I think many dentists have gotten wrong information about this and I think many of them are worried about sort of cut-rate competition, but its not going to be like that.
We’ve done research that shows that dentists, their bottom lines would benefit from hiring new providers just as it benefits now from hiring hygienists, and they could make a go of treating Medicaid patients without losing their shirt. Even with low rates, new providers would allow them to open their doors to Medicaid and CHIP patients. So it’s critical for access, but it’s also critical for the development of the profession. If we had new providers that take on some of the easy stuff, then dentists could start being health care providers, not just providers of procedures. … There’s growth in this for dentists too and I’m not sure they realize that.

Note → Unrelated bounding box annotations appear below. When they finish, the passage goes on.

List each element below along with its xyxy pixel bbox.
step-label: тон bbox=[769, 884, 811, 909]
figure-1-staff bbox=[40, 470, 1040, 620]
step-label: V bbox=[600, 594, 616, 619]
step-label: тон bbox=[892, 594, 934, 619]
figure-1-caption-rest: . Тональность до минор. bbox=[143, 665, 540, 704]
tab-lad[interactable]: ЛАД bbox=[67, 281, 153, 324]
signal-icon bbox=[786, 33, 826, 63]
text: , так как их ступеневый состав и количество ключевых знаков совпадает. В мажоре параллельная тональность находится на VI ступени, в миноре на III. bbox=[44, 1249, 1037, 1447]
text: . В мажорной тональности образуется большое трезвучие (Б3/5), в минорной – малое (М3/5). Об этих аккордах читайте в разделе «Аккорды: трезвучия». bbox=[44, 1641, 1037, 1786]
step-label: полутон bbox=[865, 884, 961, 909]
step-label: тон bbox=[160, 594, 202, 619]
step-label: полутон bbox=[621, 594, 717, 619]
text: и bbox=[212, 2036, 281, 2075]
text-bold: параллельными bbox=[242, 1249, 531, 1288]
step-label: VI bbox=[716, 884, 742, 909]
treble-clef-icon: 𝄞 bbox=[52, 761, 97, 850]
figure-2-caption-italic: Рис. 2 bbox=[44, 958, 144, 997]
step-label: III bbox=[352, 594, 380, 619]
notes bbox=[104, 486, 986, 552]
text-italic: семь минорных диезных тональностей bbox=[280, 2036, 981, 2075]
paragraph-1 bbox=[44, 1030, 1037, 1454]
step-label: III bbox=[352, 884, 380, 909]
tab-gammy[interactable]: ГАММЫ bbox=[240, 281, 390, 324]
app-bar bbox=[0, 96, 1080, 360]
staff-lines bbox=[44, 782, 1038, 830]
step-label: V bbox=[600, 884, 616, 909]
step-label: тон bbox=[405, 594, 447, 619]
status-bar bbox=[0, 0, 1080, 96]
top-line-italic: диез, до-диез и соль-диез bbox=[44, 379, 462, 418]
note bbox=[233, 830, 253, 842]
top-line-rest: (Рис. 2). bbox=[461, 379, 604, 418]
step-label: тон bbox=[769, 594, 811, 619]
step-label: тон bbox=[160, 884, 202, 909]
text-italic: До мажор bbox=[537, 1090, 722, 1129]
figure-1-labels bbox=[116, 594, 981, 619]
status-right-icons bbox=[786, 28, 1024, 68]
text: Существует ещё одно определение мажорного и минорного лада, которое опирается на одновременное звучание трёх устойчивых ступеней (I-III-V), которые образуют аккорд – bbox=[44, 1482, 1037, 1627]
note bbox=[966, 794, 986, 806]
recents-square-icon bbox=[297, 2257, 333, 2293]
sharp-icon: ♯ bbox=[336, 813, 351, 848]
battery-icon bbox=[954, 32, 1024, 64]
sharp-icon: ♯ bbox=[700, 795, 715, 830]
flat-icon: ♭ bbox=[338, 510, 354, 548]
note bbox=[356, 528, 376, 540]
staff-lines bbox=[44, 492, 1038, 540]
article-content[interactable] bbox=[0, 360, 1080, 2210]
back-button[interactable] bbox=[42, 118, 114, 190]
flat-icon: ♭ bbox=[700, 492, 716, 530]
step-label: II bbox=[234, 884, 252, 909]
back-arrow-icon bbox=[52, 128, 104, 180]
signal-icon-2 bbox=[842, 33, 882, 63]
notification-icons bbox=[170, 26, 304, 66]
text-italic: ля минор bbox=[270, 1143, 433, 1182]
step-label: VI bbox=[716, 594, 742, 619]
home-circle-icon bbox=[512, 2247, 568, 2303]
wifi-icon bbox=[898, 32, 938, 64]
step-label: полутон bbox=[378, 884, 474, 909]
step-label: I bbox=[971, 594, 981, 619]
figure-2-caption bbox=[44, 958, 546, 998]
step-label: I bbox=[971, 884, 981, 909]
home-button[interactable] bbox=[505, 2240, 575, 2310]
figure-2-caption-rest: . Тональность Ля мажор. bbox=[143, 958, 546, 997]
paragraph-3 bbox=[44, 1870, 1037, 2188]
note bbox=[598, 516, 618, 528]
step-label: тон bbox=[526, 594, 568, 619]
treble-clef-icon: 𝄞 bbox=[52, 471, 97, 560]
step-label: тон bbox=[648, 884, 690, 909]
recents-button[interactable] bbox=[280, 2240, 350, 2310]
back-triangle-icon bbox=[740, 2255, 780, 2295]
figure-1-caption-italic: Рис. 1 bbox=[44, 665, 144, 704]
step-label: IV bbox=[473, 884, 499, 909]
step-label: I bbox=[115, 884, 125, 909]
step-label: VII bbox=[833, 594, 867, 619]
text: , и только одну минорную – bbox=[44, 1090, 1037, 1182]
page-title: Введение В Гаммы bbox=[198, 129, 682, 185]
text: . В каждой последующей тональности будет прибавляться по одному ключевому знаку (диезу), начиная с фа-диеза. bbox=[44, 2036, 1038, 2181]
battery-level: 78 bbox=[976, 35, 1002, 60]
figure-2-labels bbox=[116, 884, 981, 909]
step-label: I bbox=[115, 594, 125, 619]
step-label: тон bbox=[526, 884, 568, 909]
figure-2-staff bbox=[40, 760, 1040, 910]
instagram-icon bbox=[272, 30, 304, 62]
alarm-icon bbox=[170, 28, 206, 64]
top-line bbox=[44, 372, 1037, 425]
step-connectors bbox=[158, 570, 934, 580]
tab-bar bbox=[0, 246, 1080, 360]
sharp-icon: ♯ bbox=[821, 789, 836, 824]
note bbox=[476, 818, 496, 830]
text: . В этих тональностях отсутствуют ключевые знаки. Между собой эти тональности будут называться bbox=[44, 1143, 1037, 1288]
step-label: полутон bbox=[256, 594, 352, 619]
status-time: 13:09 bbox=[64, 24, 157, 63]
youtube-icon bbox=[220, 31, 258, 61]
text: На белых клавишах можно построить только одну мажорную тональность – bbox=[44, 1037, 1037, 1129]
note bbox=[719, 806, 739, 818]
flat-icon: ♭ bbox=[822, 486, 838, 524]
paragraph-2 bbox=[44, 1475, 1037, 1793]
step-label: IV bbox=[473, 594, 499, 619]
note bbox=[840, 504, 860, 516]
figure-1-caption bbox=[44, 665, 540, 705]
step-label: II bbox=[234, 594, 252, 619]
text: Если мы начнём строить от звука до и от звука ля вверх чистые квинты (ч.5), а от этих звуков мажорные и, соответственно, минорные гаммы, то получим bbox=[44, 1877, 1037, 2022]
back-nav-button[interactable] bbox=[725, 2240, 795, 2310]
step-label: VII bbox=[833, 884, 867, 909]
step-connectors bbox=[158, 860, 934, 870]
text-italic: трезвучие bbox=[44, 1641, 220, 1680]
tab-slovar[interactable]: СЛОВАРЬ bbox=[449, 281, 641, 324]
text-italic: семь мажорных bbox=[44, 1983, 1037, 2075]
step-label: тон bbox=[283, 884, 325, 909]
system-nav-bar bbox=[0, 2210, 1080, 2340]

What about a model that’s emerged with the help of private equity dollars — so-called “corporate dentistry.” These firms have expanded coverage to millions, but critics fret over their for-profit structure. On the whole, are such providers benefiting the system?
Well given that we have no quality measures, it’s kind of hard to dang anybody on whether or not they’re providing quality care. My basic suspicion is that they are doing the best job they can for their patients, but I think there is a need for research in this area to figure out how to make sure we’re providing quality care to people that don’t have it cause basically what we have on our hands is a big system problem.
You can’t really think of it in one small area, like if I fix financing everything will be better. Well it won’t. If the Affordable Care Act is upheld in part or in whole we’re going to have many, many more children entering the system with dental insurance that they didn’t have before. We do not have the capacity for those children. If you just add new workforce models — like hygienists with extra training, or dental therapists, or expanded function dental assistance — without more financing, that may not fix your problem which is why I think you really have to attack it systemically. You have to think of prevention, you have to think of funding, you have to think of workforce, you have to think of trying to change the system to get more care in more places where people are who need it.
The laws in this country that govern the provision of dental care, many … were written when the most sophisticated technology we had was a big black rotary phone with a party line. We now have technology where all you have to do — there’s a guy who sat next to me in a meeting and showed me an x-ray that somebody had sent him on his iPhone. And he moves the screen, calls back and makes his judgment.
We can link providers to the people they supervise now without having them together physically, and that is a way that we’re going to be able to get care to people in rural areas, or people in institutions, or in schools while still preserving the safety and quality of the care to the satisfaction of the supervising dentist. So it’s a system problem.